Des environnementalistes pressent le premier ministre Justin Trudeau de faire part au président américain Donald Trump des inquiétudes suscitées au Canada par son projet d'autoriser les forages pétroliers dans les trois océans nord-américains.

L'administration Trump veut permettre des forages dans les océans Arctique, Atlantique et Pacifique. Cela rendrait 90 pour cent du plateau continental américain accessible à l'exploitation des hydrocarbures, selon un communiqué du département américain de l'Intérieur diffusé au début du mois.

Cette proposition, si elle est entérinée, pourrait avoir des implications négatives au Canada en cas de déversement pétrolier, en plus de nuire aux efforts pour combattre les changements climatiques.

«C'est de l'ouverture pour davantage de pétrole, évidemment avec des risques de déversement qui peuvent atteindre les côtes canadiennes, que ce soit dans l'Ouest ou dans les Maritimes», a dénoncé le porte-parole de Greenpeace Canada, Patrick Bonin.

«Le gouvernement Trudeau devrait être clair sur le fait que c'est incompatible avec nos objectifs climatiques, que ça menace nos écosystèmes et il devrait faire preuve lui aussi de cohérence et montrer l'exemple d'un point de vue domestique», a-t-il ajouté en insistant sur la création d'aires marines protégées où l'exploration pétrolière serait interdite.

Le chapitre canadien du Fonds mondial pour la nature (WWF) s'inquiète aussi des répercussions possibles de cette nouvelle politique américaine.

«La faune marine ne connaît pas de frontières, a expliqué son spécialiste des questions de développement des hydrocarbures dans l'Arctique, Mark Brooks. Il y a des endroits au large de la Nouvelle-Écosse où Trump veut permettre les forages dans des écosystèmes très sensibles et tout près de zones de pêches importantes pour ces communautés.»

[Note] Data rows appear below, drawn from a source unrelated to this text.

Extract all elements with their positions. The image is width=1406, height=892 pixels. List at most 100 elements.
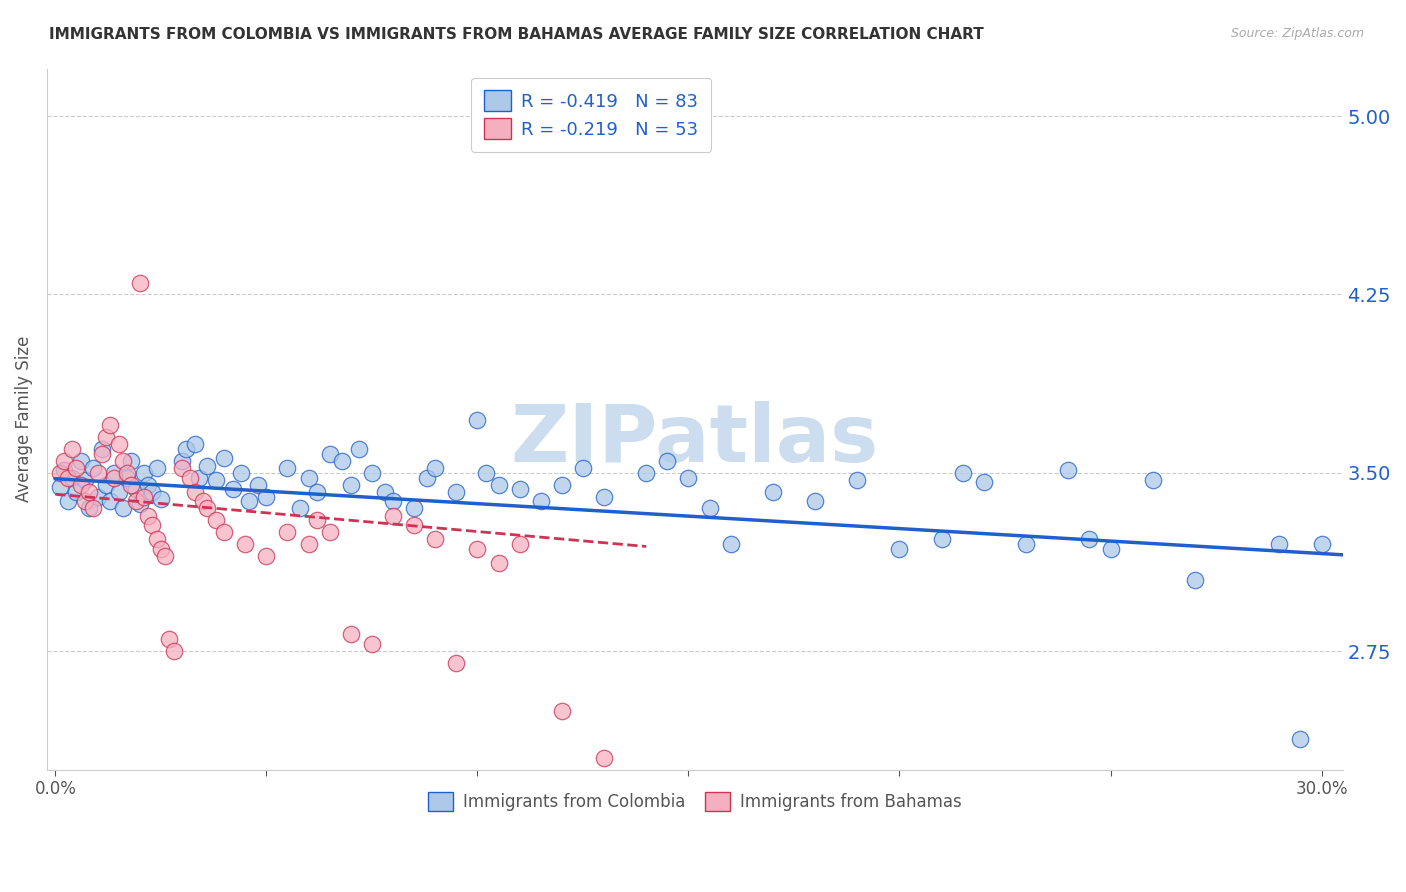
Point — [382, 494, 405, 508]
Point — [77, 484, 100, 499]
Point — [425, 461, 447, 475]
Point — [124, 483, 146, 497]
Point — [446, 484, 468, 499]
Point — [254, 549, 277, 563]
Point — [339, 627, 361, 641]
Point — [305, 484, 328, 499]
Point — [404, 518, 426, 533]
Point — [183, 484, 205, 499]
Point — [374, 484, 396, 499]
Point — [195, 458, 218, 473]
Point — [229, 466, 252, 480]
Point — [136, 508, 159, 523]
Point — [111, 501, 134, 516]
Point — [132, 490, 155, 504]
Point — [170, 461, 193, 475]
Point — [1015, 537, 1038, 551]
Point — [212, 525, 235, 540]
Point — [297, 470, 319, 484]
Point — [330, 454, 353, 468]
Point — [141, 518, 163, 533]
Point — [551, 704, 574, 718]
Point — [86, 490, 108, 504]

En entrevue avec La Presse canadienne plus tôt cette semaine, le premier ministre Trudeau est demeuré muet sur la possibilité de soulever cet enjeu avec Donald Trump.

«On va continuer de démontrer que l'économie ne peut pas se bâtir sans protéger l'environnement en même temps et on va travailler dans la mesure du possible avec les Américains», a-t-il affirmé en précisant que son gouvernement travaille de concert avec certains États américains, certaines entreprises et certains politiciens municipaux.

M. Trudeau a rappelé que le Canada avait imposé en 2016 un moratoire sur les nouveaux permis d'exploration dans l'océan Arctique en vertu d'une entente conclue avec l'ancienne administration américaine de Barack Obama. Il a assuré que ce moratoire d'une durée de cinq ans tient toujours malgré le changement de politique au sud de la frontière.

«On garde cette protection en place au Canada parce qu'on sait qu'il n'y a pas encore une façon technologique sûre de pouvoir protéger nos écosystèmes extrêmement vulnérables de l'Arctique s'il y a une fuite sous la glace», a-t-il souligné.

Ce moratoire de cinq ans sera révisé en 2021, soit deux ans après la prochaine élection fédérale. Le gouvernement pourrait alors décider de le maintenir ou de l'abandonner.

La nouvelle politique américaine qui autoriserait les forages vise à remplacer le plan quinquennal qui avait été élaboré par l'administration Obama. Le risque qu'elle poserait au Canada demeure difficile à évaluer pour l'instant, selon le spécialiste de l'océanographie chimique Émilien Pelletier.

«Il y aurait un risque éventuel pour les forages qui seraient proches des frontières canadiennes comme en Oregon et dans l'Atlantique Nord, a-t-il souligné dans un courriel. Mais le document américain est trop vague pour se faire une idée véritablement.»

Il se demande également si ces forages auront véritablement lieu puisque cette proposition, qui doit faire l'objet d'une consultation publique, pourrait être éventuellement renversée par un gouvernement démocrate. M. Pelletier estime que les compagnies pétrolières pourraient décider de jouer de prudence et attendre avant d'investir des centaines de millions de dollars dans une aventure qui pourrait se terminer abruptement.